Pyridostigmine is available in sustained-release tablets containing a total of 180 mg, of which 60 mg is released immediately and 120 mg over several hours; this preparation is of value in maintaining patients for 6–8-h periods, but should be limited to use at bedtime. Muscarinic cardiovascular and GI side effects of anti-ChE agents generally can be controlled by atropine or other anticholinergic drugs (see Chapter 9). However, these anticholinergic drugs mask many side effects of an excessive dose of an anti-ChE agent. In most patients, tolerance develops eventually to the muscarinic effects.

Several drugs, including curariform agents and certain antibiotics and general anesthetics, interfere with neuromuscular transmission (see Chapter 11); their administration to patients with myasthenia gravis requires proper adjustment of anti-ChE dosage and other precautions. Other therapeutic measures are essential elements in the management of this disease. Glucocorticoids promote clinical improvement in a high percentage of patients. Initiation of steroid treatment augments muscle weakness; however, as the patient improves with continued administration of steroids, doses of anti-ChE drugs can be reduced. Immunosuppressive agents such as azathioprine and cyclosporine have been beneficial in more advanced cases (see Chapter 35).

ALZHEIMER DISEASE. A deficiency of intact cholinergic neurons, particularly those extending from subcortical areas such as the nucleus basalis of Meynert, has been observed in patients with progressive dementia of the Alzheimer type (see Chapter 22). Using a rationale similar to that in other CNS degenerative diseases, therapy for enhancing concentrations of cholinergic neurotransmitters in the CNS has been used in mild to moderate Alzheimer disease. Long-acting and hydrophobic ChE inhibitors are the only inhibitors with well-documented, albeit limited, efficacy.

Donepezil may improve cognition and global clinical function and delay symptomatic progression of the disease. Side effects are largely attributable to excessive cholinergic stimulation, with nausea, diarrhea, and vomiting being most frequently reported. The drug is well tolerated in single daily doses. Usually, 5-mg doses are administered at night; if this dose is well tolerated, the dose can be increased to 10 mg daily. Rivastigmine, a long-acting carbamoylating inhibitor, has efficacy, tolerability, and side effects similar to those of donepezil. Galantamine has a side-effect profile similar to those of donepezil and rivastigmine. These 3 cholinesterase inhibitors, which have good affinity, sufficient hydrophobicity to cross the blood-brain barrier, and prolonged durations of action constitute current modes of therapy, along with an excitatory amino acid transmitter mimic, memantine.

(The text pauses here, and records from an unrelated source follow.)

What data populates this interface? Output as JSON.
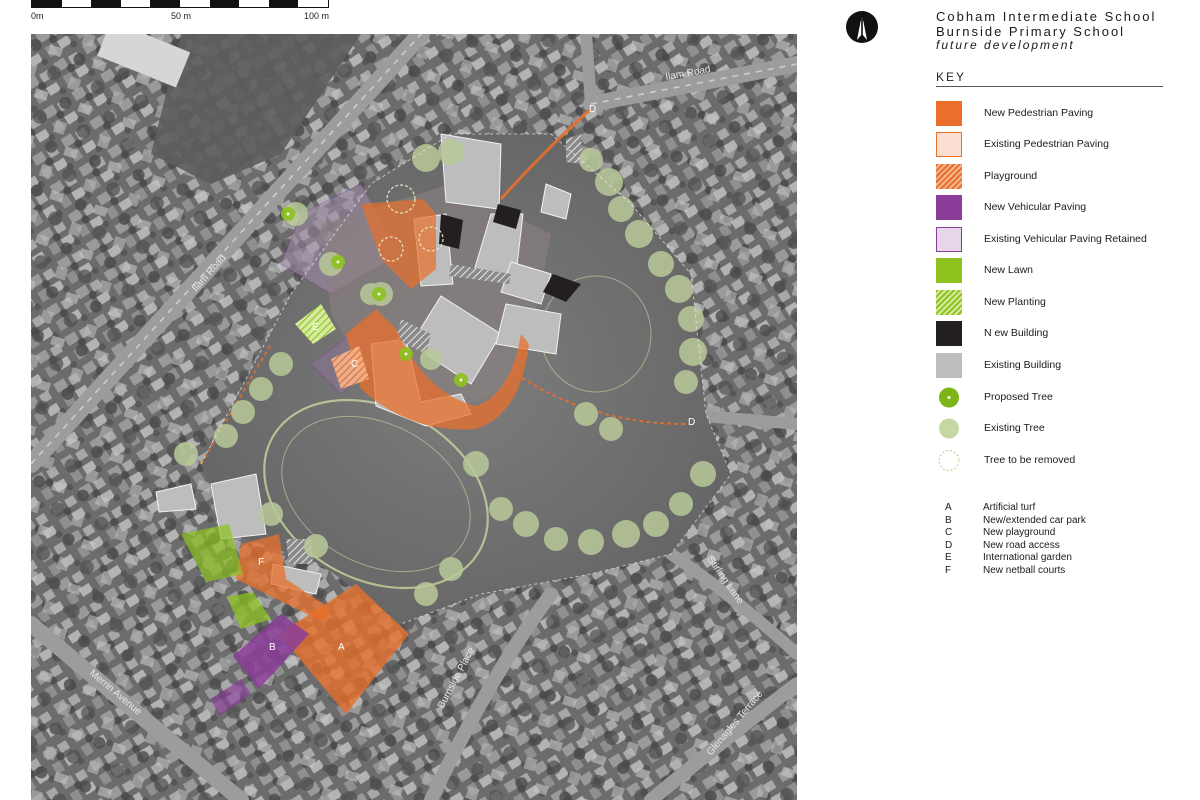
{
  "scale": {
    "labels": [
      "0m",
      "50 m",
      "100 m"
    ]
  },
  "titles": {
    "line1": "Cobham Intermediate School",
    "line2": "Burnside Primary School",
    "line3": "future development"
  },
  "key": {
    "heading": "KEY",
    "items": [
      {
        "label": "New Pedestrian Paving",
        "color": "#e96f2b",
        "style": "solid"
      },
      {
        "label": "Existing Pedestrian Paving",
        "color": "#fbe0d2",
        "style": "outlined",
        "stroke": "#e96f2b"
      },
      {
        "label": "Playground",
        "color": "#e96f2b",
        "style": "hatched"
      },
      {
        "label": "New Vehicular Paving",
        "color": "#8b3d9a",
        "style": "solid"
      },
      {
        "label": "Existing Vehicular Paving Retained",
        "color": "#e6d6ea",
        "style": "outlined",
        "stroke": "#8b3d9a"
      },
      {
        "label": "New Lawn",
        "color": "#8dc21f",
        "style": "solid"
      },
      {
        "label": "New Planting",
        "color": "#8dc21f",
        "style": "hatched"
      },
      {
        "label": "N ew Building",
        "color": "#231f20",
        "style": "solid"
      },
      {
        "label": "Existing Building",
        "color": "#bdbdbd",
        "style": "solid"
      },
      {
        "label": "Proposed Tree",
        "color": "#7cb518",
        "style": "tree-proposed"
      },
      {
        "label": "Existing Tree",
        "color": "#c5d8a4",
        "style": "tree-existing"
      },
      {
        "label": "Tree to be removed",
        "color": "#c5d8a4",
        "style": "tree-removed"
      }
    ]
  },
  "notes": [
    {
      "key": "A",
      "text": "Artificial turf"
    },
    {
      "key": "B",
      "text": "New/extended car park"
    },
    {
      "key": "C",
      "text": "New playground"
    },
    {
      "key": "D",
      "text": "New road access"
    },
    {
      "key": "E",
      "text": "International garden"
    },
    {
      "key": "F",
      "text": "New netball courts"
    }
  ],
  "map": {
    "roads": [
      "Ilam Road",
      "Ilam Road",
      "Merrin Avenue",
      "Burnside Place",
      "Glenagles Terrace",
      "Stirling Lane"
    ],
    "zones": [
      "A",
      "B",
      "C",
      "D",
      "D",
      "E",
      "F"
    ]
  }
}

INTOXICATION BY ANTICHOLINERGIC DRUGS. In addition to atropine and other muscarinic agents, many other drugs, such as the phenothiazines, antihistamines, and tricyclic antidepressants, have central and peripheral anticholinergic activity. The effectiveness of physostigmine in reversing the anticholinergic effects of these agents has been clearly documented (Physostigmine, a tertiary amine, crosses the blood-brain barrier, in contrast to the quaternary anti-AChE drugs). However, other toxic effects of the tricyclic antidepressants and phenothiazines (see Chapters 15 and 16), such as intraventricular conduction deficits and ventricular arrhythmias, are not reversed by physostigmine. In addition, physostigmine may precipitate seizures; hence, its usually small potential benefit must be weighed against this risk. The initial intravenous or intramuscular dose of physostigmine is 2 mg, with additional doses given as necessary.